“I am not the court,” returned Brice, nettled. “But I think I can promise you a fifty per cent reduction in what would be the average sentence for such an offense, and a lighter job in prison than falls to the lot of most Federal criminals.”
“Good,” approved Hade, adding: “But not good enough. I’m still in the thirties. I’m tougher of constitution than I look. They can’t sentence me for more than a span of years. And when my term is up, I can enjoy the little batch of 1804 dollars I’ve laid by. I think I’ll take my chance, unless you care to raise the ante.”
Brice glanced around at the men who stood on the veranda. Then he lowered his voice, so as not to be heard by them.
“You are under courtmartial sentence of death as a spy, Mr. Hade,” he whispered. “The war is over. That sentence won’t be imposed, in full, I imagine, in times of peace. But your war record will earn you an extra sentence that will come close to keeping you in Atlanta Penitentiary for life.
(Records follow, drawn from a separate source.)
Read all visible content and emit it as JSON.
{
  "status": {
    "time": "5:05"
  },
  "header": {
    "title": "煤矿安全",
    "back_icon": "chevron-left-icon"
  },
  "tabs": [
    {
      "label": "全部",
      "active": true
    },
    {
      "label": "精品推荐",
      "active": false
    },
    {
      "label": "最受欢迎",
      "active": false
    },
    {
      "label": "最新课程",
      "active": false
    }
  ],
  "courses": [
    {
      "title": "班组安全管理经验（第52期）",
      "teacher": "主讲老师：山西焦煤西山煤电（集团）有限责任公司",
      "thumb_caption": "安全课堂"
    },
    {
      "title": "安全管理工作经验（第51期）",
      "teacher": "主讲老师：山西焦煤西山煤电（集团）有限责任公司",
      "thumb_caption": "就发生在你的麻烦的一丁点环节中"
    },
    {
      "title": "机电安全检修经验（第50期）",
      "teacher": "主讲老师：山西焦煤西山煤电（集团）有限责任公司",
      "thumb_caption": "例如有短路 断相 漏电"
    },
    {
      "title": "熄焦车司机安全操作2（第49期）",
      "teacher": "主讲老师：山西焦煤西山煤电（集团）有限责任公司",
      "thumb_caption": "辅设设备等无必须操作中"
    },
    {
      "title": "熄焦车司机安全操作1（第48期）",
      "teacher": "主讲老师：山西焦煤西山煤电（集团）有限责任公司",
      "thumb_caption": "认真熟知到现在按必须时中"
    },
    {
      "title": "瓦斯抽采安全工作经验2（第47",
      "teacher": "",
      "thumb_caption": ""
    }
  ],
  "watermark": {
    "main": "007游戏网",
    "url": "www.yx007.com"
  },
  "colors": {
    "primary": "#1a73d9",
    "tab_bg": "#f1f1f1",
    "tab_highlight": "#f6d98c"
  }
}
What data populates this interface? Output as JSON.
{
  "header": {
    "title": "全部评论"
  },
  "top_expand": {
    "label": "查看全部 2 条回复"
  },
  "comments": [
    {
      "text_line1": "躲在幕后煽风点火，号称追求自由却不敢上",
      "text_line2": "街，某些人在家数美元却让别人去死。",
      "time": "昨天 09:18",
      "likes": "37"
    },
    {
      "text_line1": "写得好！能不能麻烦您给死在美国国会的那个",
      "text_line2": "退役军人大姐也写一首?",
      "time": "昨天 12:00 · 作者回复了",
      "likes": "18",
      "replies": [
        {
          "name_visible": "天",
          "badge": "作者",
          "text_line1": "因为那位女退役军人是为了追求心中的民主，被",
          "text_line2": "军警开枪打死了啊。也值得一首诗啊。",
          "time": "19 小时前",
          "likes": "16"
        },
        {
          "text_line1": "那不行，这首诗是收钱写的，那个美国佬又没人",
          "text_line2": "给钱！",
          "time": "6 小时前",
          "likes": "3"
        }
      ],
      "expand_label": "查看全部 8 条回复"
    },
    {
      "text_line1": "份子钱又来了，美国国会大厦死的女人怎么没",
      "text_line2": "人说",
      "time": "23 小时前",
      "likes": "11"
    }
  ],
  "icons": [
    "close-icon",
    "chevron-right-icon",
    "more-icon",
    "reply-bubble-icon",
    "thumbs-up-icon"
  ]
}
I believe I am the only member of the Department who knows that Major Heidenhoff of the Wilhelmstrasse and Rodney Hade are the same man. If I can be persuaded to keep that knowledge from my superiors, in return for full information as to where the 1804 dollars are cached—those you’ve already taken from the inlet—and if the mortgage papers on this place are destroyed —well—?”
“H’m!” mused Hade, his black eyes brooding and speculative. “H’m! That calls for a bit of rather careful weighing. How much time will you give me to think it over and decide? A week?”
“Just half an hour,” retorted Gavin. “My other men, who took your silly band of cutthroats to jail, ought to be back by then. I am waiting here till they report, and no longer. You have half an hour. And I advise you to make sane use of it.”
Hade got slowly to his feet. The smile was gone from his lips. His strange black eyes looked indescribably tired and old. There was a sag to his alert figure.
“It’s hard to plan a coup like mine,” he sighed, “and then to be bilked by a man with not one-tenth my brain. Luck was with you. Blind luck. Don’t imagine you’ve done this by your wits.”
As he spoke he shuffled heavily to the adjoining music-room, and let his dreary gaze stray toward its two windows. On the veranda, framed in the newly unshuttered window-space, stood four Secret Service men, grimly on guard.
Hade strode to one window after the other, with the cranky mien and action of a thwarted child, and slammed the shutters together, barring out the sinister sight of his guards. Gavin did not try to prevent him from this act of boyish spite. The master-mind’s reaction, in its hour of brokenness, roused his pity.
From the windows, Hade’s gloomy eyes strayed to the piano. On it lay a violin case. He picked it up and took out an age-mellowed violin.
“I think clearer when I play,” he said, glumly, to Brice. “And I’ve nearly a million dollars’ worth of thinking to do in this half hour. Is it forbidden to fiddle? Milo’s father paid $4,000 for this violin. It’s a genuine Strad. And it gives me peace and clear vision. May I play, or—?”